We, at the Centre for Environmental and Minority Policy Studies, are standing in solidarity with Indigenous People in Canada in the wake of the discovery of children’s bodies at the sites of former Residential Schools. We are mourning with Canadian First Nations’ families.
From the 19th century until the 1970s, more than 150,000 Indigenous children were taken from their families and forced to attend residential schools in Canada. These schools, aiming at assimilating Indigenous youth, were funded by the Canadian government and run by religious authorities.
Many children never returned home.
In 2015, the Truth and Reconciliation Commission of Canada (TRC) published its final report estimating that 4,100 students died in Canada’s residential schools.
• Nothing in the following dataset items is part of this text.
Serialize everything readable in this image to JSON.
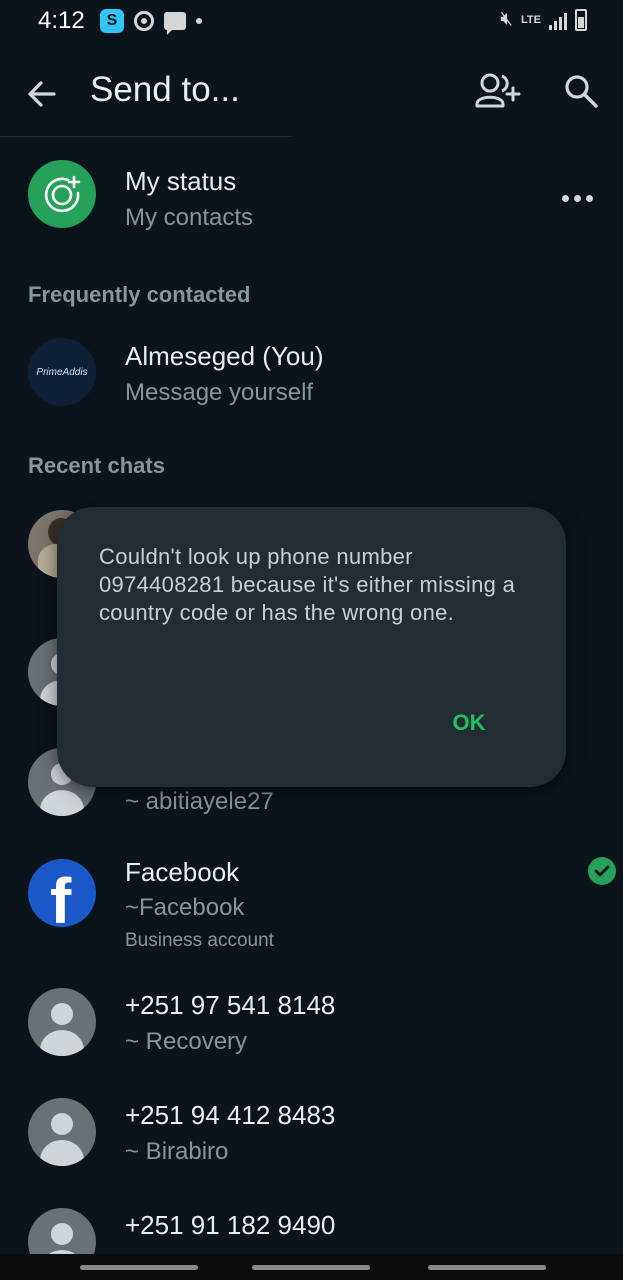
{
  "status_bar": {
    "time": "4:12",
    "app_icon_letter": "S",
    "network": "LTE"
  },
  "header": {
    "title": "Send to..."
  },
  "my_status": {
    "name": "My status",
    "subtitle": "My contacts"
  },
  "sections": {
    "frequent": "Frequently contacted",
    "recent": "Recent chats"
  },
  "frequent_contacts": [
    {
      "name": "Almeseged (You)",
      "subtitle": "Message yourself",
      "avatar_text": "PrimeAddis"
    }
  ],
  "recent_chats": [
    {
      "subtitle": "~ abitiayele27"
    },
    {
      "name": "Facebook",
      "subtitle": "~Facebook",
      "note": "Business account"
    },
    {
      "name": "+251 97 541 8148",
      "subtitle": "~ Recovery"
    },
    {
      "name": "+251 94 412 8483",
      "subtitle": "~ Birabiro"
    },
    {
      "name": "+251 91 182 9490"
    }
  ],
  "dialog": {
    "message": "Couldn't look up phone number 0974408281 because it's either missing a country code or has the wrong one.",
    "ok_label": "OK"
  },
  "colors": {
    "background": "#0b141a",
    "accent": "#21c063",
    "dialog_bg": "#222d33"
  }
}
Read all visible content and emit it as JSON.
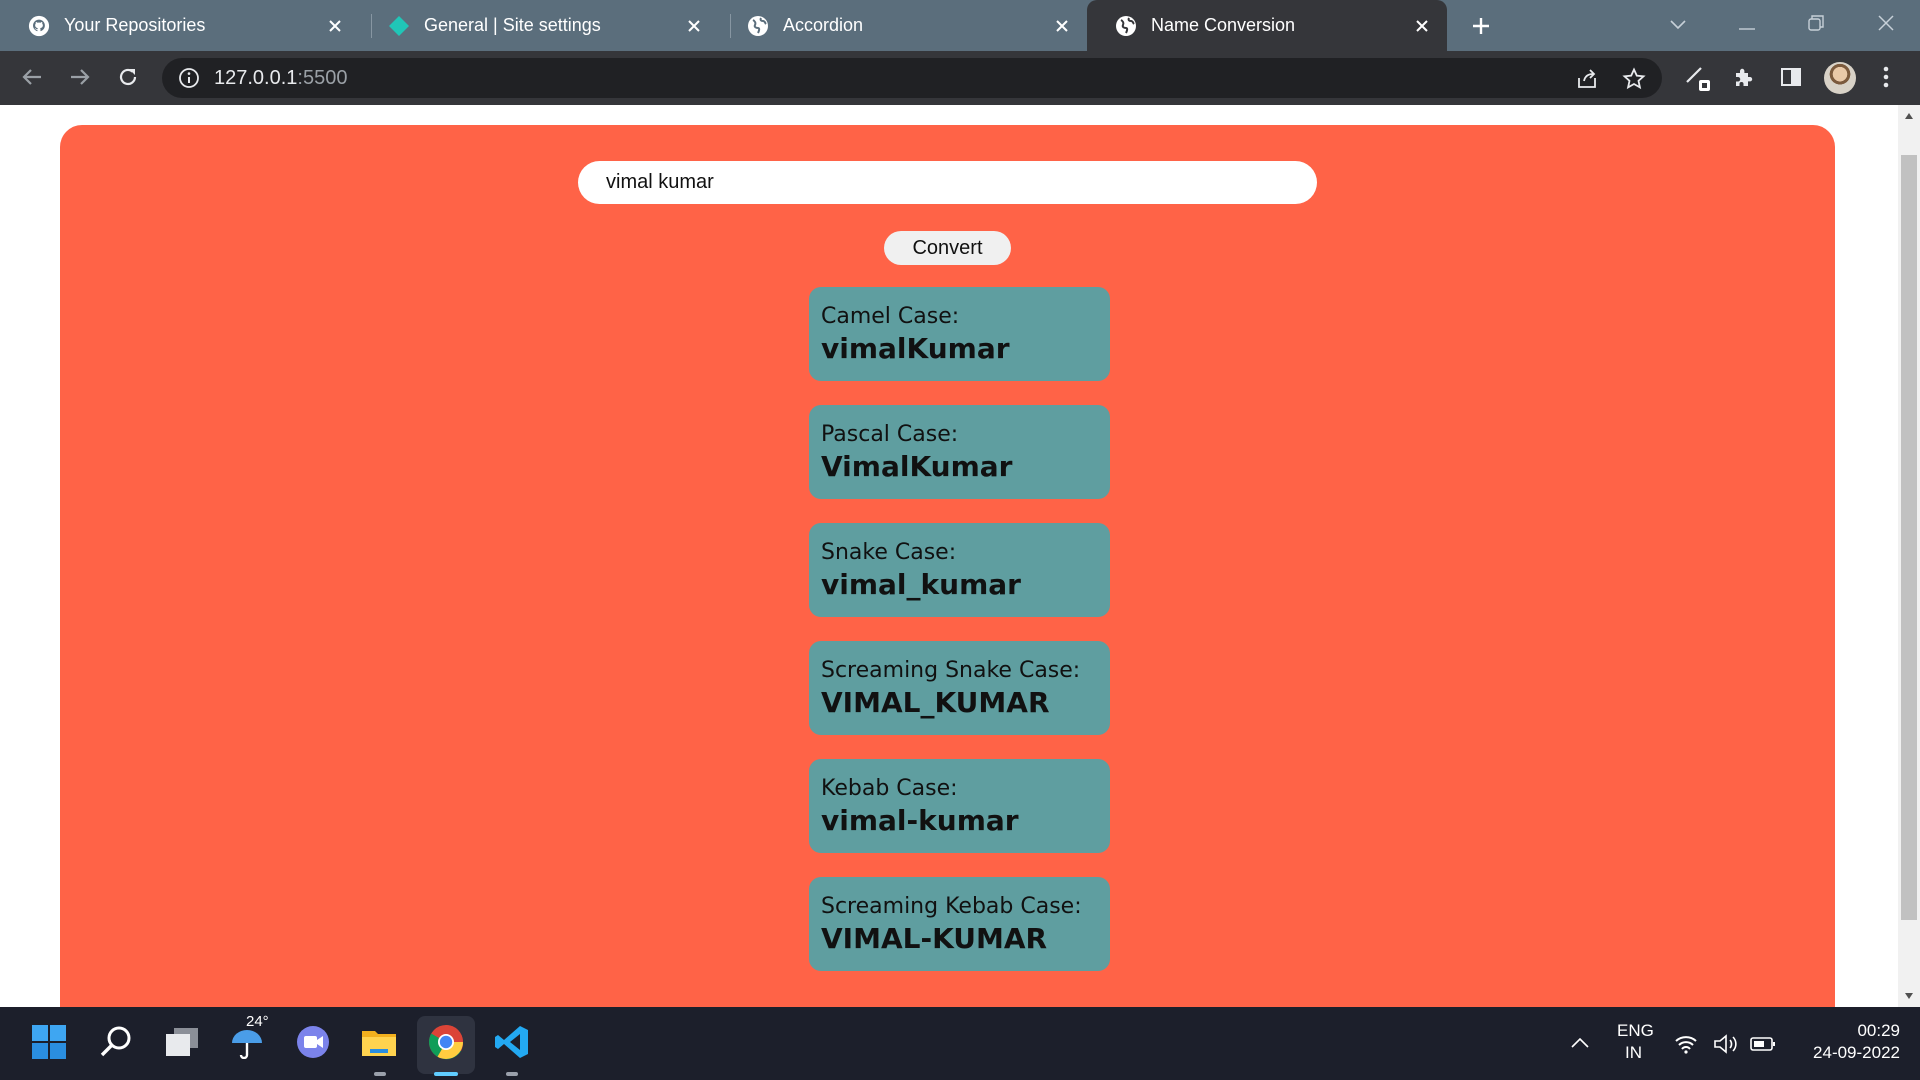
{
  "browser": {
    "tabs": [
      {
        "title": "Your Repositories",
        "icon": "github-icon",
        "active": false
      },
      {
        "title": "General | Site settings",
        "icon": "netlify-icon",
        "active": false
      },
      {
        "title": "Accordion",
        "icon": "globe-icon",
        "active": false
      },
      {
        "title": "Name Conversion",
        "icon": "globe-icon",
        "active": true
      }
    ],
    "url_host": "127.0.0.1",
    "url_port": ":5500"
  },
  "page": {
    "input_value": "vimal kumar",
    "convert_label": "Convert",
    "results": [
      {
        "label": "Camel Case:",
        "value": "vimalKumar"
      },
      {
        "label": "Pascal Case:",
        "value": "VimalKumar"
      },
      {
        "label": "Snake Case:",
        "value": "vimal_kumar"
      },
      {
        "label": "Screaming Snake Case:",
        "value": "VIMAL_KUMAR"
      },
      {
        "label": "Kebab Case:",
        "value": "vimal-kumar"
      },
      {
        "label": "Screaming Kebab Case:",
        "value": "VIMAL-KUMAR"
      }
    ],
    "colors": {
      "background": "#ff6347",
      "card": "#5f9ea0"
    }
  },
  "taskbar": {
    "weather_temp": "24°",
    "language": "ENG",
    "region": "IN",
    "time": "00:29",
    "date": "24-09-2022"
  }
}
The recent discovery of unmarked graves in different parts of Canada exhibits the brutal processes through which Native children’s lives and the lands of Indigenous people were deliberately stolen.
On 27 May 2021, the graves of at least 215 children were uncovered at a former Kamloops Indian residential school on Tk’emlups te Secwépemc First Nation, in the city of Kamloops, British Columbia. On June 24, the Cowessess First Nation announced that at least 751 unmarked graves were found at Marieval Indian residential school in the Qu'Appelle Valley, southeastern Saskatchewan. On June 30,the Lower Kootenay Band of the Ktunaxa Nation said that 182 unmarked graves were located at the site of St Eugene’s mission school in Cranbrook, British Columbia.